As a result, despite Britain making up 12 percent of the EU's population, it represents just 1.8 percent of staff at entry-grade level in the commission. Meanwhile, the number of top British officials in the institution has fallen by a third since 2007.

Concerned that the decline of language teaching in British schools is proving an extra barrier to EU jobs, London is currently pushing to change the foreign langauge requirements of the Brussels civil service exams.

At present, all candidates must complete entry examinations in a second language, although from next year pre-selection tests can be taken in the applicant's first language. France is defending the linguistic requirement however, fearful that the usage of French is slowly dropping away.

Mr Hague stressed in his speech that France and Germany would remain "crucial partners," for the UK. But he added that the net of interaction must be cast much further afield. London has traditionally supported a "widening" of the EU's borders, rather than a "deepening" of internal policy integration between member states.

"It is no longer sensible, or indeed possible, just to focus our effort on the largest countries at the expense of smaller members," he told the audience.

Opposition politicians criticised the speech, calling it antagonistic.

"Mr Hague should know it is counterproductive to make such an announcement which will only raise the hackles of other nationalities," said Richard Howitt MEP, Labour's foreign affairs spokesman in the European Parliament.

The Conservative party has also faced accusations of itself losing sway in Brussels by walking away from the largest group in the EU parliament last year, the centre-right EPP faction, to create a small, new eurosceptic unit.

Emerging world

The British foreign secretary also said that greater ties must be fostered with emerging countries.

"Economic power and economic opportunity are shifting to the countries of the East and South; to the emerging powers of Brazil, India, China and other parts of Asia and to increasingly significant economies such as Turkey and Indonesia."

"It is estimated that by 2050 emerging economies will be up to 50 percent larger than those of the current G7, including of course the United Kingdom. Yet the latest figures show that at the moment we export more to Ireland than we do to India, China and Russia put together," said Mr Hague.

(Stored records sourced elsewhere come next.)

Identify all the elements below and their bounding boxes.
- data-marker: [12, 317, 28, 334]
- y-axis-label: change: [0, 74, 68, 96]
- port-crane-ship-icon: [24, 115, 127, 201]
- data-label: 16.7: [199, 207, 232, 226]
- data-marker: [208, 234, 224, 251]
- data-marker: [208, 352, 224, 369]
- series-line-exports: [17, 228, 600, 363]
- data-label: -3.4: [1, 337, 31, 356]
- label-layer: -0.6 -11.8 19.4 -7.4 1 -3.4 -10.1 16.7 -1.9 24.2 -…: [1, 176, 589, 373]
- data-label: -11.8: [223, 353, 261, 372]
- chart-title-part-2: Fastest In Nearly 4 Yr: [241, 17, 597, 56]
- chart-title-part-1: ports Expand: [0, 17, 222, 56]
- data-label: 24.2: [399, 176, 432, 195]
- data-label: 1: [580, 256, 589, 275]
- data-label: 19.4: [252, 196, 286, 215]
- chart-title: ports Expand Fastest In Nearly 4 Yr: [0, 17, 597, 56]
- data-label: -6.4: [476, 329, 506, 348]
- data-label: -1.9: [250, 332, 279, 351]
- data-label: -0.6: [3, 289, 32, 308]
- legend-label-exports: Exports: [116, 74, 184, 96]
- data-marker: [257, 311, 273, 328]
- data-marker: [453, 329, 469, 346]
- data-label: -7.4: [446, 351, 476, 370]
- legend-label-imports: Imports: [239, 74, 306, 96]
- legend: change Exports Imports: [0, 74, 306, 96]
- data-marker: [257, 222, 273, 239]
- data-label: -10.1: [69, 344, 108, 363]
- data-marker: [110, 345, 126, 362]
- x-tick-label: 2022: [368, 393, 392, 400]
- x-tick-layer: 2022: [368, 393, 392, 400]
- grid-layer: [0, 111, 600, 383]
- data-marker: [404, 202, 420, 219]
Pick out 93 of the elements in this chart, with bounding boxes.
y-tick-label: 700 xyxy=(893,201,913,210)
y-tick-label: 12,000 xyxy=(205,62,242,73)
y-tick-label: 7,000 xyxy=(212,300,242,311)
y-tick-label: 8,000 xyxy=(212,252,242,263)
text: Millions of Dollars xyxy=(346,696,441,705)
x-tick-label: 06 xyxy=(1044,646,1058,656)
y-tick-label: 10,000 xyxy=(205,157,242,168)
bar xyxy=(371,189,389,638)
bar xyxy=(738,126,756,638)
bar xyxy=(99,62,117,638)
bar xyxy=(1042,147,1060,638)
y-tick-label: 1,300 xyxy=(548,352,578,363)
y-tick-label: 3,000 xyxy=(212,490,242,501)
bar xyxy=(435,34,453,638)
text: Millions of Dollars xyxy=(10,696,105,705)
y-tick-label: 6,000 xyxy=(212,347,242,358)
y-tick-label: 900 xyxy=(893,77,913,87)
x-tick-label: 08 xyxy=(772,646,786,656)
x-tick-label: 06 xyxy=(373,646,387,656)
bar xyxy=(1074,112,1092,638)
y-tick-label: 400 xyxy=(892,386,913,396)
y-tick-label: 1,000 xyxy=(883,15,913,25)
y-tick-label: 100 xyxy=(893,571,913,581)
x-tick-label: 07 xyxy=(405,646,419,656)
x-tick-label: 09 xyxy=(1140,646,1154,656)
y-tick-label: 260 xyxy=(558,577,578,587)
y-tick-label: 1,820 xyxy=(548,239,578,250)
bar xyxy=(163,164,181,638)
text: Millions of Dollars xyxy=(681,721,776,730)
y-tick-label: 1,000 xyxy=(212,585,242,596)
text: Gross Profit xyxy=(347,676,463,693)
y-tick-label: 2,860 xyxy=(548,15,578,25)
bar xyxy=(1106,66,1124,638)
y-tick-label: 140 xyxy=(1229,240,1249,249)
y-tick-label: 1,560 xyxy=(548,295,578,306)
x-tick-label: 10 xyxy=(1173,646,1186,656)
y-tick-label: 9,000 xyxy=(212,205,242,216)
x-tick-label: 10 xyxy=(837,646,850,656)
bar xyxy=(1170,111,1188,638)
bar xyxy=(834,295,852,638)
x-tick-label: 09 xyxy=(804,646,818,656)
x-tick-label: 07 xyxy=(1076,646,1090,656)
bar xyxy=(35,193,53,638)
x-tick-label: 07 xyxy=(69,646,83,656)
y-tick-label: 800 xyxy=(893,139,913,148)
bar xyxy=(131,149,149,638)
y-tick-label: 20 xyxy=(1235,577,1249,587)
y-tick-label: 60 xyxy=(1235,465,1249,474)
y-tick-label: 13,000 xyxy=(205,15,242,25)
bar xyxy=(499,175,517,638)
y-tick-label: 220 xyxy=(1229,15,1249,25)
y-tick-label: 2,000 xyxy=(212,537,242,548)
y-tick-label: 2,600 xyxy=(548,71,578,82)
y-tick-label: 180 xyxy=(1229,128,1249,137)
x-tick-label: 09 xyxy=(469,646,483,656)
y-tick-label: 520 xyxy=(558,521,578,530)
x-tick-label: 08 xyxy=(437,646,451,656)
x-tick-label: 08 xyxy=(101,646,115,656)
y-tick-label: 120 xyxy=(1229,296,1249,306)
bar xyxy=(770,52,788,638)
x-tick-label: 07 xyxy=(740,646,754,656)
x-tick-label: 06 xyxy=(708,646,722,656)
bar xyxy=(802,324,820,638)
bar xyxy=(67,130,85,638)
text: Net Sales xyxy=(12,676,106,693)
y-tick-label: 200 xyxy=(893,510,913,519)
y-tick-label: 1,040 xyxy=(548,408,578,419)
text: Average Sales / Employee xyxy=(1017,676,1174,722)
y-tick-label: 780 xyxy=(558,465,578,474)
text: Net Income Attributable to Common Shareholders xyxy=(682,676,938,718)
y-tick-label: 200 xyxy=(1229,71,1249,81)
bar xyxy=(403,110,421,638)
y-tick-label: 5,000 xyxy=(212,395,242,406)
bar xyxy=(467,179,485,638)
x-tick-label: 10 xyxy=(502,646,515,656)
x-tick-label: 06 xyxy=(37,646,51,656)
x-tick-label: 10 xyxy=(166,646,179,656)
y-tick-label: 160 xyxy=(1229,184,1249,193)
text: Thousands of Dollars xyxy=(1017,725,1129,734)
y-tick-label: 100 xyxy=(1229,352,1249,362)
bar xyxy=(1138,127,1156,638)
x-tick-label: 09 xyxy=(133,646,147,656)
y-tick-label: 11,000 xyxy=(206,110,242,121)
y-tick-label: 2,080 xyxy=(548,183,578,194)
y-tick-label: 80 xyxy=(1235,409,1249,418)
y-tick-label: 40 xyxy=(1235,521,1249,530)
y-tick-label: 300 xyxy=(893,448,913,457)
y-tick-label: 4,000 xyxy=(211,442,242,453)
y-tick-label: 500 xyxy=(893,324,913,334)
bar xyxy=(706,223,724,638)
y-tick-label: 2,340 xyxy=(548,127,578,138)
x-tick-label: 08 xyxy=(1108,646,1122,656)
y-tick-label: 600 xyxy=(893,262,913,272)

While the support of these emerging countries was increasingly important to tackle issues such as climate change and global economic reform, Britain's approach to building relationships had so far been "ad hoc and patchy."

"This weakens our ability to forge agreement on difficult issues affecting the lives of millions around the world and it overlooks the importance of consistency and personal relationships in the conduct of foreign policy," he said.